So, here's why writer-producer David Milch hopped aboard the last stage leaving Deadwood. The man behind Hill Street Blues and NYPD Blue has given up cowboys for surfers.
Shot and set in Imperial Beach, Milch's new John From Cincinnati will be a long, strange trip, if the first three episodes are any indication. Somewhere between a dysfunctional family drama and a universal metaphysical examination, the new 10-part series takes a look at a screwed-up surfing dynasty, their friends and neighbors and the titular character, who is most certainly not from Cincinnati.
Mitch Yost (Bruce Greenwood) is the patriarch, a bitter man whose legendary surfing career was cut short by a devastating knee injury. His son Butchie (Brian Van Holt), was even better than his old man until he developed a nasty smack habit. The two have a terminal relationship that spills over into their dealings with Shaun (Grayson Fletcher), Butchie's 13-year-old son, who lives with his grandparents and is well on his way to a surfing sponsorship, to the utter dismay of both of his father figures.

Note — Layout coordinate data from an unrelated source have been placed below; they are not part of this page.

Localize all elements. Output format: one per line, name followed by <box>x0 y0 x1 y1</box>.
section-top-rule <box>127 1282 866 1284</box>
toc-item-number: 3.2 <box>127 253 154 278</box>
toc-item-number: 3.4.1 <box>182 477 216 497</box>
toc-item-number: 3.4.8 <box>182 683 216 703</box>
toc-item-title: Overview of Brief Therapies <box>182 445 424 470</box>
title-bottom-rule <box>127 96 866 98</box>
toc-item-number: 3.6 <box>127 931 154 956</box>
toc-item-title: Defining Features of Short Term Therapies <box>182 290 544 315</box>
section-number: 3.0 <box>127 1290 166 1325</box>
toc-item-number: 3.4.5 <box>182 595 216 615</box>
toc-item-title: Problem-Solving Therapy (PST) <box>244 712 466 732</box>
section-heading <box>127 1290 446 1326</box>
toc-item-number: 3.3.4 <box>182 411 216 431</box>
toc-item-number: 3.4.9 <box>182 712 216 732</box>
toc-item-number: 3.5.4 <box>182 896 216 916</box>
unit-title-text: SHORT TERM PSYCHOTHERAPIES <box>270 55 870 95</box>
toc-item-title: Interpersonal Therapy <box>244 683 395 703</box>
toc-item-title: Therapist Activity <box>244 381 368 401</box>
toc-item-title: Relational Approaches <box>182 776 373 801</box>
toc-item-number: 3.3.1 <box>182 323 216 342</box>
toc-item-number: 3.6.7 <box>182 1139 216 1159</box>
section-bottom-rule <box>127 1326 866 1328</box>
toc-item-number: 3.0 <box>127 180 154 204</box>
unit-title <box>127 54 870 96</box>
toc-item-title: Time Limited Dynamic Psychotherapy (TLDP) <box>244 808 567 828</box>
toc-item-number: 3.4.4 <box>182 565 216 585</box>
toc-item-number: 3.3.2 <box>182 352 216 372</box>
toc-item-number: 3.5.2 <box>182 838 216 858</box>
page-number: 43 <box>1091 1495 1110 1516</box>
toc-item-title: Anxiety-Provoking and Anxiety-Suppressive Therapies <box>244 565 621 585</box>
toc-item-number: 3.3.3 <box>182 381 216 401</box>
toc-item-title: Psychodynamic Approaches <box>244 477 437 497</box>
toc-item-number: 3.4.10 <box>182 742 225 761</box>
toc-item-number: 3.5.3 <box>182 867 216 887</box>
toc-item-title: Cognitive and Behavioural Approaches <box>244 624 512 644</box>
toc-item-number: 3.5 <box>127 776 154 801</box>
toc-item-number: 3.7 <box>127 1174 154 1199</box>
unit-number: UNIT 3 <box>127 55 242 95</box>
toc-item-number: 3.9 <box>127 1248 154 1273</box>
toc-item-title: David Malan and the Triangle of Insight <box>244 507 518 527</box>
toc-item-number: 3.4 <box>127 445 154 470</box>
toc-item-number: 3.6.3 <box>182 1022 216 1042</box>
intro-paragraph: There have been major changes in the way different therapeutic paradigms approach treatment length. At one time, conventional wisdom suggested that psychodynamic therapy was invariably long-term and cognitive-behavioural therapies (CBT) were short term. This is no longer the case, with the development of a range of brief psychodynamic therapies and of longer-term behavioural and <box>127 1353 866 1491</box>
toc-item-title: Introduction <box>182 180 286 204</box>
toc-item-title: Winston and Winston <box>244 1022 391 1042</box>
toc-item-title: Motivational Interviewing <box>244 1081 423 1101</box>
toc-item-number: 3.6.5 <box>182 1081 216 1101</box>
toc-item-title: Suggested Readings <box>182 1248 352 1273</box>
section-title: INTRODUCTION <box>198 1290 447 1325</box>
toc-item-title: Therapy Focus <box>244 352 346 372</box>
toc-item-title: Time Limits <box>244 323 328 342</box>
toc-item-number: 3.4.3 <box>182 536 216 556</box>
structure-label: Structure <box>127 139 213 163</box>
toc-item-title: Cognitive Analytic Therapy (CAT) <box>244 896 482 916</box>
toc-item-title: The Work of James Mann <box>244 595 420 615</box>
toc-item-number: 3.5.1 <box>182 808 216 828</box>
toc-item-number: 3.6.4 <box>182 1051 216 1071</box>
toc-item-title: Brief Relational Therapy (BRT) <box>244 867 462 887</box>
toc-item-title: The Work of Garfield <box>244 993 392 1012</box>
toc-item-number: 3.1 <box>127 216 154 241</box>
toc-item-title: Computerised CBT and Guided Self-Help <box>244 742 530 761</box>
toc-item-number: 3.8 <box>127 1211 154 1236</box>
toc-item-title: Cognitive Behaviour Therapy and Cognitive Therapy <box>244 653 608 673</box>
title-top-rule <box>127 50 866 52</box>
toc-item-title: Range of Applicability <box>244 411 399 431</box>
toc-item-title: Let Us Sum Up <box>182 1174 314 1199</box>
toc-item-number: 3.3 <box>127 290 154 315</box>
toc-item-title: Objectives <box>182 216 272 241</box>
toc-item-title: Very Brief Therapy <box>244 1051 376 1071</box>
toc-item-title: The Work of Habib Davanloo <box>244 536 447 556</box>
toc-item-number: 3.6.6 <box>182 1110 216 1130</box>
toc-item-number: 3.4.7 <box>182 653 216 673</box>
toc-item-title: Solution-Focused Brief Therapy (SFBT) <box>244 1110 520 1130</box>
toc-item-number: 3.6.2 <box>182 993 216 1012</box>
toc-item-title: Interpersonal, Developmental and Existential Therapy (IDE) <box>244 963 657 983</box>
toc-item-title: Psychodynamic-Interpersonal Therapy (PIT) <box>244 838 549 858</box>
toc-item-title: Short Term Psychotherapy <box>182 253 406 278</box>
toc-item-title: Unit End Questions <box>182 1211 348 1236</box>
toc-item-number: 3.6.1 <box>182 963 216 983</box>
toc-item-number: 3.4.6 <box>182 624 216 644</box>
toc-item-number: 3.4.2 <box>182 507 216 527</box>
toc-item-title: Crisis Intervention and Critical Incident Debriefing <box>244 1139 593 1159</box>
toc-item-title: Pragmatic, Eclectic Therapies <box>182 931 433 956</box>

Everything's coming to a head, because Cissy (a terrific Rebecca De Mornay)-wife of Mitch, mother of Butchie-has signed off, giving Shaun permission to enter his first contest. John Monad (Austin Nichols) then enters the picture, just showing up on a beach one day. And that's when things start getting weird.
John isn't really slow-he's more of an otherworldly blank slate, an innocent parrot who has in his pocket whatever you want. It's likely not accidental that he winds up smack in the middle of the Yost family drama, though that might depend upon your definition of fate. But nothing's quite the same once John is in the picture. Mitch begins levitating. Butchie's monkey happily climbs off his back. Terrible injustices are solved in mysterious ways. No, John isn't from Cincinnati, or any other earthly city. Is he an alien? The Messiah? Some combination thereof?
The show's initials are 'J.C.,' and a monad is the smallest indivisible element in the universe. Either way, Nichols is mesmerizing as John, simple in the same way Peter Sellers was in Being There. When he tells you to 'See God,' something very strange occurs. Seriously, this is heavy stuff.
But after watching three episodes, I couldn't definitively say that I enjoyed John From Cincinnati, because it's hard to know what it's about. That said, it's certainly appealing-like a fringe religion or Dennis Kucinich-and I have enough faith in Milch to hope that at the very least, he knows what's going on. It has aspects that are terrific, such as the crackling, profane dialogue and a terrific supporting cast that includes Luis Guzman, Ed O'Neill, Luke Perry and several former Deadwood denizens. And there are some bits that feel half-baked or extraneous, quirky for the sake of quirk.
The question will be whether Milch, in the course of his 10 episodes, can surf his way to a unique sort of metaphysical television that is thoughtful, entertaining, and perhaps even meaningful. He's putting himself right in the dangerous barrel that is television, and there's always a good chance of a wipe out.
Either way, John From Cincinnati begs the questions: When the surfing alien messiah arrives, will you be ready?
John From Cincinnati airs Sundays on HBO.